Mais il frissonne d’orgueil à la réponse fière et loyale de la Belgique, où résonne l’accent de l’honneur ; elle se refuse à faciliter les opérations allemandes ; elle est résolue à défendre sa neutralité : « Aucun intérêt stratégique ne justifie la violation du droit ».

Et cette seule phrase résume pour Philippe toutes les noblesses de la nature humaine.

Si étrangères qu’elles soient aux instincts de la foule, il s’émeut à les constater en elle.

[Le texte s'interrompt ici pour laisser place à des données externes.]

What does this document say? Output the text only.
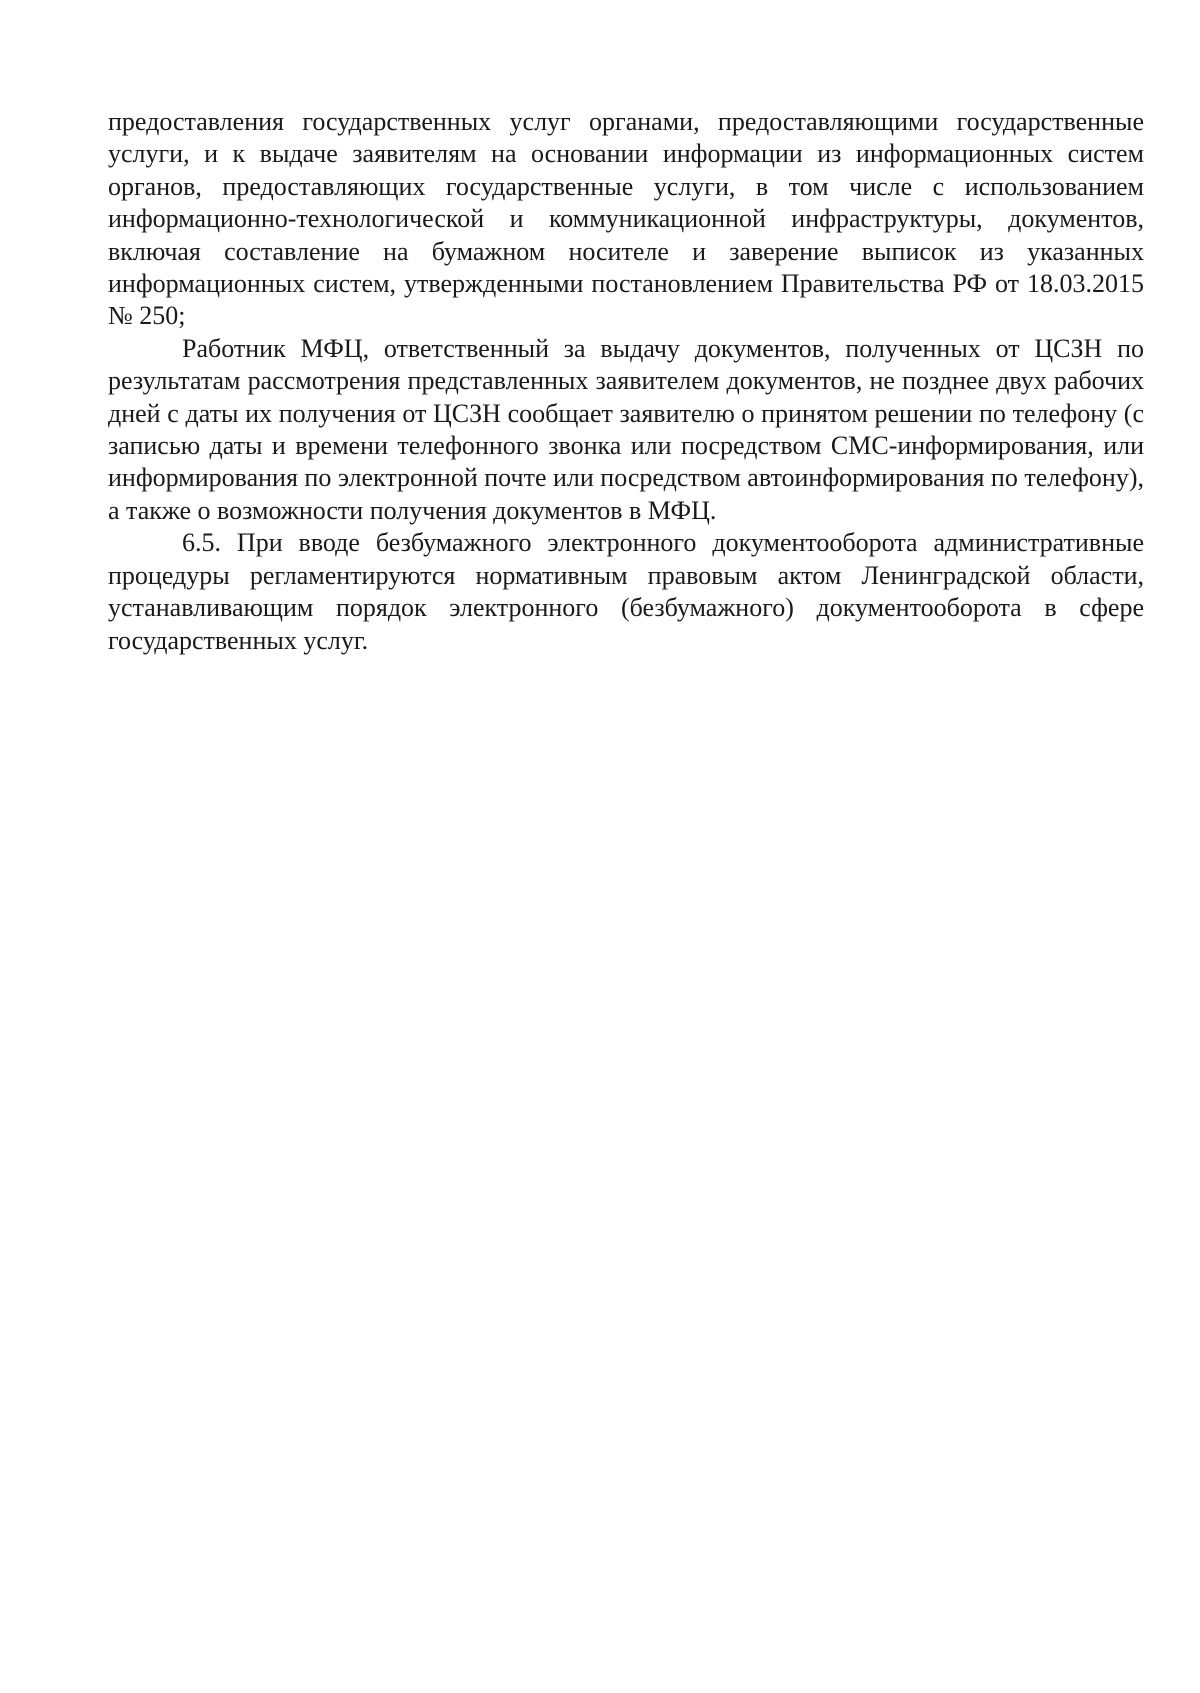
предоставления государственных услуг органами, предоставляющими государственные услуги, и к выдаче заявителям на основании информации из информационных систем органов, предоставляющих государственные услуги, в том числе с использованием информационно-технологической и коммуникационной инфраструктуры, документов, включая составление на бумажном носителе и заверение выписок из указанных информационных систем, утвержденными постановлением Правительства РФ от 18.03.2015 № 250;

Работник МФЦ, ответственный за выдачу документов, полученных от ЦСЗН по результатам рассмотрения представленных заявителем документов, не позднее двух рабочих дней с даты их получения от ЦСЗН сообщает заявителю о принятом решении по телефону (с записью даты и времени телефонного звонка или посредством СМС-информирования, или информирования по электронной почте или посредством автоинформирования по телефону), а также о возможности получения документов в МФЦ.

6.5. При вводе безбумажного электронного документооборота административные процедуры регламентируются нормативным правовым актом Ленинградской области, устанавливающим порядок электронного (безбумажного) документооборота в сфере государственных услуг.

Chacun étouffe sous le sentiment d’une injustice ; des voix rauques insultent le colosse allemand, qui s’avilit à menacer un faible peuple inoffensif.

Dans les rues, la foule se déverse comme un fleuve, plein de courants et de remous. On assaille les marchands de journaux criant des éditions spéciales ; on se presse autour des orateurs grimpés sur des chaises, aux terrasses des cafés.

— Silence !

— Plus haut !

— Les troupes du Kaiser ont envahi notre territoire !

D’immenses clameurs s’élèvent, où se confondent les imprécations :

— Les lâches !

— Nous nous ferons tuer, mais les canailles ne passeront pas !

Et l’eau du fleuve, un moment barrée, se précipite entre les hautes façades, où des drapeaux commencent à fleurir.